Overview:
The goal of this project is to enhance motion planning in autonomous driving by leveraging large-scale transformer models on publicly available autonomous driving datasets and testing the results on an existing open simulation platform. The focus is on developing efficient, safe, and computationally feasible path planning algorithms in common road scenarios, using data-driven approaches.
The student will focus specifically on trajectory prediction for urban environments using large-scale transformer models. The aim is to enhance prediction accuracy and smooth transitions between dynamic elements like pedestrians, cyclists, and vehicles.
Key Elements:
Data Source: Use large-scale open datasets for training and validation.
Simulation Platform: Implement and evaluate the methods on a public simulation platform.
Focus Area: Concentrate on predicting near-future trajectories of dynamic agents and ensuring safe trajectory planning for the ego-vehicle.
Outcome:
1. A fine-tuned transformer model specifically designed for urban trajectory prediction.

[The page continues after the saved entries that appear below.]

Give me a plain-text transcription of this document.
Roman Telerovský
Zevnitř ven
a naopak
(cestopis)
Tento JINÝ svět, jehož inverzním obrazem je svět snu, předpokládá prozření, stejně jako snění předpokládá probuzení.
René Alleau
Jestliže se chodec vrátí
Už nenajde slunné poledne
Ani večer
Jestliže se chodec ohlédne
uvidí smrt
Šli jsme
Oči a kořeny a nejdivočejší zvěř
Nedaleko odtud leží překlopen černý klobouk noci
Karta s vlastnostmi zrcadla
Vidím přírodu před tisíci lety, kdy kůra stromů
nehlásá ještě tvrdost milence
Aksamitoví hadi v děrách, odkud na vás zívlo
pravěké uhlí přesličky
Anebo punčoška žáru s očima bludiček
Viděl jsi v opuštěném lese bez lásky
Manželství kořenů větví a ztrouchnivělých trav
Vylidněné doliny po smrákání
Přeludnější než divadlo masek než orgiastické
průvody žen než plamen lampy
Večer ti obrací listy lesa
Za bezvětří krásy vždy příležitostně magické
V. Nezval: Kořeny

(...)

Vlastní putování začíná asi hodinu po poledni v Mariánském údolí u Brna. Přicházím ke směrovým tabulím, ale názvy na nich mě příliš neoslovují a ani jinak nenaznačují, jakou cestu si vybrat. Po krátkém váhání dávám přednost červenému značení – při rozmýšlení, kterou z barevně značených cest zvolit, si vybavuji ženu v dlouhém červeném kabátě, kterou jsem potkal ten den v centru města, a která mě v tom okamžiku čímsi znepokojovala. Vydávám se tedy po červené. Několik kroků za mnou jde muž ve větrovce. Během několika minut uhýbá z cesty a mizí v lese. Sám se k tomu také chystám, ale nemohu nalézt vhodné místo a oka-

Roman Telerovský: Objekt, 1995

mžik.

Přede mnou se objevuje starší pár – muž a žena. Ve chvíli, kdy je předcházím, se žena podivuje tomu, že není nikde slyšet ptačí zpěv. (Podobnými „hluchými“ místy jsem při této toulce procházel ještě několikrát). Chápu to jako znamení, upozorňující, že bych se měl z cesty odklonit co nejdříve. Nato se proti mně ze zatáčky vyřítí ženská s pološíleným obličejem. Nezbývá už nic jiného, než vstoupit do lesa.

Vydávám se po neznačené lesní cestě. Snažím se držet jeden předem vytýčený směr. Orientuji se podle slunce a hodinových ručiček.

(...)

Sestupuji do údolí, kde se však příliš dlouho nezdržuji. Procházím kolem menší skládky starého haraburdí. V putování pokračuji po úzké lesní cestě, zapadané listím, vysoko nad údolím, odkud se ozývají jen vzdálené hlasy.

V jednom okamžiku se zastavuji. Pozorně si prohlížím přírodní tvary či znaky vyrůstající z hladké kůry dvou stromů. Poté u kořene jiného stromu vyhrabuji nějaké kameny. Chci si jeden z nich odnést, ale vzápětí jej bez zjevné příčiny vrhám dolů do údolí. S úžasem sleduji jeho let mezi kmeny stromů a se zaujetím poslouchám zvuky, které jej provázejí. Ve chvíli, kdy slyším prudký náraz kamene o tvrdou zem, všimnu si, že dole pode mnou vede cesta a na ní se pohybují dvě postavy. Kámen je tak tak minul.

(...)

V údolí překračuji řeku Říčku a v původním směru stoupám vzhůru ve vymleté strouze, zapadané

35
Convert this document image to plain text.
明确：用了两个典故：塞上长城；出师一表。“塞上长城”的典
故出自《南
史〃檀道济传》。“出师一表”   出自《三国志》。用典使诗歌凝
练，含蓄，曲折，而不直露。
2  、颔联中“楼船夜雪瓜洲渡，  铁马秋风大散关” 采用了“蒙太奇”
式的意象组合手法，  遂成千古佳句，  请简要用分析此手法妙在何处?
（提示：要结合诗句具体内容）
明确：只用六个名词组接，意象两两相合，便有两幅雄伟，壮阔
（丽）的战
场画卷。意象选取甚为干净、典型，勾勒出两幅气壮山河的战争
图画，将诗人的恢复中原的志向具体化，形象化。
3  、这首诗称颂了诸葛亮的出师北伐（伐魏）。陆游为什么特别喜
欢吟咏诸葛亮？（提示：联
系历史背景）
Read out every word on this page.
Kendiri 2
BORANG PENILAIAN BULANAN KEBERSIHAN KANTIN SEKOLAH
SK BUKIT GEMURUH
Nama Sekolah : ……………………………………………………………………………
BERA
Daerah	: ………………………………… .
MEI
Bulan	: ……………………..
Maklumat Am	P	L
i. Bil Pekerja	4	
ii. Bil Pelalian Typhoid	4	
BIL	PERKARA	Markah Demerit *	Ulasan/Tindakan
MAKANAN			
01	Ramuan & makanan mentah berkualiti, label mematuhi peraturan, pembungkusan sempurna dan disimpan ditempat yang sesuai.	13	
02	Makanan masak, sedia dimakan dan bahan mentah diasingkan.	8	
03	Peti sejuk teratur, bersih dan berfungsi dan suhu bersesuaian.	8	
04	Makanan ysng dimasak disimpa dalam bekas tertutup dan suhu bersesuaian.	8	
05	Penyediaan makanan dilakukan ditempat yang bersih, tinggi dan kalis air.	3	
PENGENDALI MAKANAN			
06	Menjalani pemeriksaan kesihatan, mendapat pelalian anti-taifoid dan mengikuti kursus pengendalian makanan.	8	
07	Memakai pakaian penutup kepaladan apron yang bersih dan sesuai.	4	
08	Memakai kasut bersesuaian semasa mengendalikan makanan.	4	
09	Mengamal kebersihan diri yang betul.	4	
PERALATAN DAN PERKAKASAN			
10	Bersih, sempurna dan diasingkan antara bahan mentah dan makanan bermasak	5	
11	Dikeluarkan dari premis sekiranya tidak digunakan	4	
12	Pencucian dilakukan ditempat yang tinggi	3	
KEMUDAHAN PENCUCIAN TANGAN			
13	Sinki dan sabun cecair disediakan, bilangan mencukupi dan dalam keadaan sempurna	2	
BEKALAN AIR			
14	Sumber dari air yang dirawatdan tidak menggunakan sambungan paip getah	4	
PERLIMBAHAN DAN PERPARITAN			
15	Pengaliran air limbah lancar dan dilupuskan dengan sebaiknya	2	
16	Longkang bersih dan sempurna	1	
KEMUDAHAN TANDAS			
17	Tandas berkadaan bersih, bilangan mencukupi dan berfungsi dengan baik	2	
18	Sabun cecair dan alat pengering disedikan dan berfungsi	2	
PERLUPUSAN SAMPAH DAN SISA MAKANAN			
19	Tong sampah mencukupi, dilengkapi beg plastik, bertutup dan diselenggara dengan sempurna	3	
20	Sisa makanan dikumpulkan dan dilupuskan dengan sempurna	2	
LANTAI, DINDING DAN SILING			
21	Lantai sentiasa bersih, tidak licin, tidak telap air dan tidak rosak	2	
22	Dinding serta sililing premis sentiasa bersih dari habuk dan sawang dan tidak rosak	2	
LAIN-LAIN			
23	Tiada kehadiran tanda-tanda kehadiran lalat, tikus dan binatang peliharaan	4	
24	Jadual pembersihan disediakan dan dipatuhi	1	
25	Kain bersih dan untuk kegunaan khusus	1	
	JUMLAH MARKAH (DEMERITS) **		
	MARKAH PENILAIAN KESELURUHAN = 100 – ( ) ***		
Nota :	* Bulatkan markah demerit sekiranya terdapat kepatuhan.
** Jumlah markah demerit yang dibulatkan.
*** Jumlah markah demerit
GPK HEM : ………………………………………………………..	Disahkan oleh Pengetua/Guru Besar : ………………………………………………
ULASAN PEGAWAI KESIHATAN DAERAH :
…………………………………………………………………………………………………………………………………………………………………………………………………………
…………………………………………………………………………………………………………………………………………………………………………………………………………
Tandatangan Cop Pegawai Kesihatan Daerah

2. An enhanced motion planning module tested and validated on a public simulation platform.
Summary:
The project will be carried out in four work packages (WP). In WP 1, the student will study large-scale autonomous driving datasets, familiarize themselves with the simulation platform, and set up the environment for training and testing the transformer model, resulting in preprocessed datasets and a working simulation environment. In WP 2, the focus will be on fine-tuning pre-trained transformer models using urban driving data, specifically training them for trajectory planning in complex urban scenarios like intersections and pedestrian crossings, with the deliverable being a fine-tuned transformer model. WP 3 involves developing a motion planning module that integrates the trajectory predictions for the ego vehicle, which will be tested in a simulation platform under different traffic conditions and multi-agent interactions. The outcome will be a motion planner that adapts dynamically to the environment. Finally, in WP 4, the student will measure the performance of the developed system in terms of accuracy, safety, and computational efficiency, conducting simulations to assess robustness and compiling the results into a comprehensive report and presentation showcasing improvements in motion planning efficiency.